A native of Eritrea, she learned English, pursued advanced education and tirelessly worked in various jobs while raising four daughters. The only obstacle she couldn't dodge was a tyrant of a husband who, for reasons we may never know, decided she deserved to die.
It is well known that a disintegrating marriage-- Selamawit was planning to divorce her husband -- is the most common risk factor for domestic homicide.
Little of the family's background came out in court last week.
But enough hints emerged to indicate the marriage was rocky and that Selamawit's husband, Tesfai, decided to teach his wife a permanent, bloody lesson for daring to leave him.
In the mind of an abusive or controlling man, the idea of a spouse leaving is unthinkable. If she can't be convinced to stay, she must die. It's a monstrous dysfunction in the brain of angry, infantile, obsessive men that cuts across all cultures.
Selamawit married Tesfai when she was a teenager -- before she'd even had time to grow into herself. This determined young woman may not have had a chance to spread her wings before marrying but she made up for lost time when she came to Canada, bettering herself so her children could have easier lives.

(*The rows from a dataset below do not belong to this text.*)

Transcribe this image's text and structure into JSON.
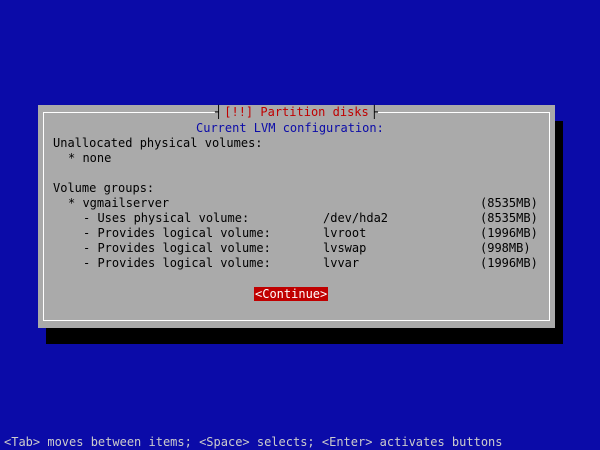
{
  "dialog": {
    "title": "[!!] Partition disks",
    "subtitle": "Current LVM configuration:",
    "unallocated_heading": "Unallocated physical volumes:",
    "unallocated_items": [
      "* none"
    ],
    "volume_groups_heading": "Volume groups:",
    "volume_group": {
      "name": "* vgmailserver",
      "size": "(8535MB)"
    },
    "rows": [
      {
        "label": "- Uses physical volume:",
        "value": "/dev/hda2",
        "size": "(8535MB)"
      },
      {
        "label": "- Provides logical volume:",
        "value": "lvroot",
        "size": "(1996MB)"
      },
      {
        "label": "- Provides logical volume:",
        "value": "lvswap",
        "size": "(998MB)"
      },
      {
        "label": "- Provides logical volume:",
        "value": "lvvar",
        "size": "(1996MB)"
      }
    ],
    "continue_label": "<Continue>"
  },
  "footer": {
    "hint": "<Tab> moves between items; <Space> selects; <Enter> activates buttons"
  },
  "colors": {
    "background": "#0b0ba8",
    "dialog": "#aaaaaa",
    "title": "#c00000",
    "button_bg": "#c00000",
    "button_fg": "#ffffff"
  }
}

Perhaps it was Salamawit's new-found strength, growing independence and pride in her accomplishments that enraged her husband.

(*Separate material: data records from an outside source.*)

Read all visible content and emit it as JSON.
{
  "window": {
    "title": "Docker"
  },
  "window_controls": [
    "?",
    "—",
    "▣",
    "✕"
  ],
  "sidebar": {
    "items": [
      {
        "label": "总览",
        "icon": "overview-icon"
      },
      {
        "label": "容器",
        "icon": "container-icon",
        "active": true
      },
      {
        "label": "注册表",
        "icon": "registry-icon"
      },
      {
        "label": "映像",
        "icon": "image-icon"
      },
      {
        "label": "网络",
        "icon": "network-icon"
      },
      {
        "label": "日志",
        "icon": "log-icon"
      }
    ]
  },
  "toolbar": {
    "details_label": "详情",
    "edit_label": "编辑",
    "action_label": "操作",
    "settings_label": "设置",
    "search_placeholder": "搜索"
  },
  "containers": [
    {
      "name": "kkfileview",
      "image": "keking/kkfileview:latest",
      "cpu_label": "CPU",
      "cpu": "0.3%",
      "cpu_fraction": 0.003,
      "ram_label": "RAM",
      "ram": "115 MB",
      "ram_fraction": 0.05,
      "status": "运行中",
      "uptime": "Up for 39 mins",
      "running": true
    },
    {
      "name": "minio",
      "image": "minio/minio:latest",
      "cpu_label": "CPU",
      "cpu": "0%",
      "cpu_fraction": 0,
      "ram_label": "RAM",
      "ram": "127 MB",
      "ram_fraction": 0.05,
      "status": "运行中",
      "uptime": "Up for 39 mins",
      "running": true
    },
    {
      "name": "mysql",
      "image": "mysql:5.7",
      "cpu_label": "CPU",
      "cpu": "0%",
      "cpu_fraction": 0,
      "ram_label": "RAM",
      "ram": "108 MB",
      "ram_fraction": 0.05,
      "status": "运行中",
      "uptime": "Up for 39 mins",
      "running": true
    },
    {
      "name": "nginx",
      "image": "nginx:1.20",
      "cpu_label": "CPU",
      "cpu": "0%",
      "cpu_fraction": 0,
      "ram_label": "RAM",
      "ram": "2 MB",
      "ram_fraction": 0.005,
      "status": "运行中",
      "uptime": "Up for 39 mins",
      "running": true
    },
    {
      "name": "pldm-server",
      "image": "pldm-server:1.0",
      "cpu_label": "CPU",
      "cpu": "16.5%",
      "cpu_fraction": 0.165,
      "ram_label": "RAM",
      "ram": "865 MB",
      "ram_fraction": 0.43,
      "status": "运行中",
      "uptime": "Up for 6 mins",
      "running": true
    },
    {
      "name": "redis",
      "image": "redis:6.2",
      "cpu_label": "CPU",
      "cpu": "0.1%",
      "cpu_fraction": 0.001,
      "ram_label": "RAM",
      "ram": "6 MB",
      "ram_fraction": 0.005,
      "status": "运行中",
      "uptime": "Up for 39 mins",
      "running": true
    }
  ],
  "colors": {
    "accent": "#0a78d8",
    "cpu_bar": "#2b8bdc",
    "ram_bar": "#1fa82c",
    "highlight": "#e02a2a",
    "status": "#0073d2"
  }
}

True, this is guesswork on my part. The couple's daughters didn't testify in court Thursday about why their parents' marriage unravelled.

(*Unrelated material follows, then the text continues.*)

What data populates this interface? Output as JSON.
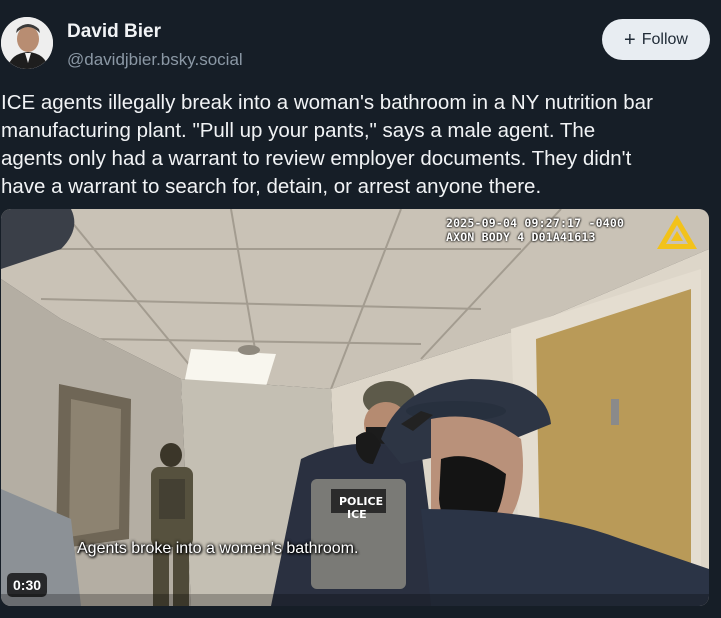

But I have written enough about domestic violence to know that abusive men are often afraid of their wives' successes.
And the fear of a jealous, insecure man who feels his ambitions have somehow been thwarted can turn to rage.
Did Tesfai resent his wife's accomplishments? Only he knows that. One of the couple's daughters, Elen, told court that her mother was the "backbone" of the family who pretty much raised the girls on her own.
Whatever caused the marriage to disintegrate, Tesfai concluded that divorce wasn't an option. Instead, his wife would have to die.
The gruesome murder, in July 2009, was the self-satisfying denouement of male fury. Tesfai not only killed Selamawit but chopped her body up, wrapped the remains in plastic, bed sheets and garbage bags and put them in his car.
Court heard the attack was so brutal that a cause of death couldn't be determined. Two daughters found blood on their mom's bed and noticed that her van was in the driveway when she was supposed to be at work.
Confronted by his daughters, Tesfai knew the jig was up so he drove to police headquarters, with his wife's dismembered body in the trunk, and surrendered.
This is as close to first-degree murder -- a planned and deliberate killing -- as you can get. Yet, defence lawyer Peter Royal proposed to the judge that Tesfai be eligible for parole after 12 years, only two years more than the minimum mandatory sentence for second-degree murder.
His client has no previous criminal record and, until he slaughtered his wife, had integrated well into Canadian society, argued Royal.
Except for the fact Tesfai butchered and methodically sawed his wife into pieces, he was an upstanding citizen.
Why let a little thing like a wife-killing get in the way of letting him resume a normal life as soon as possible?
Tesfai is to be sentenced this week.
If there is any justice, he'll get at least 20 years.